On 2 June 1954 the two-seater roadster, the Volvo Sport, and the company’s first sports car, made its debut. But a low weight and reliable Volvo technology were not enough – production was shut down after just 67 had been built. Or was it 68?
The name of the new car was short and sweet – Sport – and it had a short and plump body with a big grill that looked like a turbine. The wheelbase was 20 centimetres shorter than that of the Volvo PV 444, whose mechanics it otherwise shared. Under the hood there was a 1.4 litre tuned version of the PV 444 engine, with twin carburettors and 70 horsepower. The top speed was specified as 155 km/h.

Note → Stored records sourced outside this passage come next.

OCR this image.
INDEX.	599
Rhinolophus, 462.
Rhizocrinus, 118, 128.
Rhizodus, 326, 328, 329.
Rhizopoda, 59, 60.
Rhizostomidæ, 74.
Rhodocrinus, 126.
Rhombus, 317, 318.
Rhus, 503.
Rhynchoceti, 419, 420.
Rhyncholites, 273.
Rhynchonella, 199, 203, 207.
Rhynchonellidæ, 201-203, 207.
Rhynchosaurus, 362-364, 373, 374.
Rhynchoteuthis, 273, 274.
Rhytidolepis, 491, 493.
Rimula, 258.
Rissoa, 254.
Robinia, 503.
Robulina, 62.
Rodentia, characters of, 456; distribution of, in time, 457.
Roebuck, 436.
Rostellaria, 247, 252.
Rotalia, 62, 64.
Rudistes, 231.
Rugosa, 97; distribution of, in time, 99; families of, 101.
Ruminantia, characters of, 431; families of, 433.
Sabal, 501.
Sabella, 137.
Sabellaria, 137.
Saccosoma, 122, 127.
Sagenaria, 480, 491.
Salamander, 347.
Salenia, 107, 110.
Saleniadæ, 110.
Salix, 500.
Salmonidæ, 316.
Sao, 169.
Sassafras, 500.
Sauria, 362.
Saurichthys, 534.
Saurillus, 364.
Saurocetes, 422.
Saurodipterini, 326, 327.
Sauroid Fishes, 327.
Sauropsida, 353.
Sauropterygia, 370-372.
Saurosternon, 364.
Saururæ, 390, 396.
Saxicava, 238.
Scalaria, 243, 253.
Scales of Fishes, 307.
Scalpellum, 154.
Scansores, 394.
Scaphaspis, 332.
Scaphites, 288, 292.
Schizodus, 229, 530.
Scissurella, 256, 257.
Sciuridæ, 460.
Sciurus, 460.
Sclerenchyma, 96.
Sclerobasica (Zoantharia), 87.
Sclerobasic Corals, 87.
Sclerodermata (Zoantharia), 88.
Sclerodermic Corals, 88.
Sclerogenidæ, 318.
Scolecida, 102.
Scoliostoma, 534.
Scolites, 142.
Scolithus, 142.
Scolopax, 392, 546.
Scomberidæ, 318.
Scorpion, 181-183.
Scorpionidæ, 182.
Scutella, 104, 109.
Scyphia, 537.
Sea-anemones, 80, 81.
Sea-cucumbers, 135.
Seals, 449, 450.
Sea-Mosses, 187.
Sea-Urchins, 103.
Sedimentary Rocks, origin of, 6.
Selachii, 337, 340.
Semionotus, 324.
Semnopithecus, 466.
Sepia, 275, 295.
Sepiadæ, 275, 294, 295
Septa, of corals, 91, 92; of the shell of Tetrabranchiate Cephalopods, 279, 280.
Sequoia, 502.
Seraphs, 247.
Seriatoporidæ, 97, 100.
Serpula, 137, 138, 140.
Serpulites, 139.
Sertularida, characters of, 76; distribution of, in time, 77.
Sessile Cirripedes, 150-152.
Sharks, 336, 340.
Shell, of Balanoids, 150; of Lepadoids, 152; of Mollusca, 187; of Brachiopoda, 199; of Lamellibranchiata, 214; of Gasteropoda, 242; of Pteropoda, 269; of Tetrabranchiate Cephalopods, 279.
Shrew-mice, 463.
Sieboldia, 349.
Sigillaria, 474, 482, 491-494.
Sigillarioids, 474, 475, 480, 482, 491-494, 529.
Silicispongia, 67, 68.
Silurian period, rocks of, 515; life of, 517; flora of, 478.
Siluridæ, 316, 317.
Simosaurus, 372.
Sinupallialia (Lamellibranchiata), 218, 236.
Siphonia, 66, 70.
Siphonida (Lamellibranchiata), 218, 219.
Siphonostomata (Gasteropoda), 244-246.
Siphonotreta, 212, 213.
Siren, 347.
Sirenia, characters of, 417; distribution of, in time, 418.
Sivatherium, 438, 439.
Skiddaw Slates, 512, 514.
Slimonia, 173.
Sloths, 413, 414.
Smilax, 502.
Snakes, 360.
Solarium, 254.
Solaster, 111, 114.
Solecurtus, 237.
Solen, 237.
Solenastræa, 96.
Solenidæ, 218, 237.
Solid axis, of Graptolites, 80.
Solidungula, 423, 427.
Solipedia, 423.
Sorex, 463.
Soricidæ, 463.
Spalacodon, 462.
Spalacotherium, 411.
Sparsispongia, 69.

The Volvo Sport was the direct result of the many reconnaissance trips made to the USA by the company’s founder and MD Assar Gabrielsson in the early 1950s. In his quest to learn as much as possible about the market before launching Volvo on the other side of the Atlantic, he met a lot of people in the car world. One company that he came into contact with was Glasspar in Montecito, California. Since 1951 they had been building hulls for boats and bodies for sports cars using the new material fibreglass.
Despite the failure of P1900 – as the car was known internally – Volvo still gained useful experience from the project. Shortly after the stop in production of the Volvo Sport, MD Gunnar Engellau commissioned a new sports car – made from steel. Four years later the Volvo P1800 was ready – and a significantly greater success for Volvo.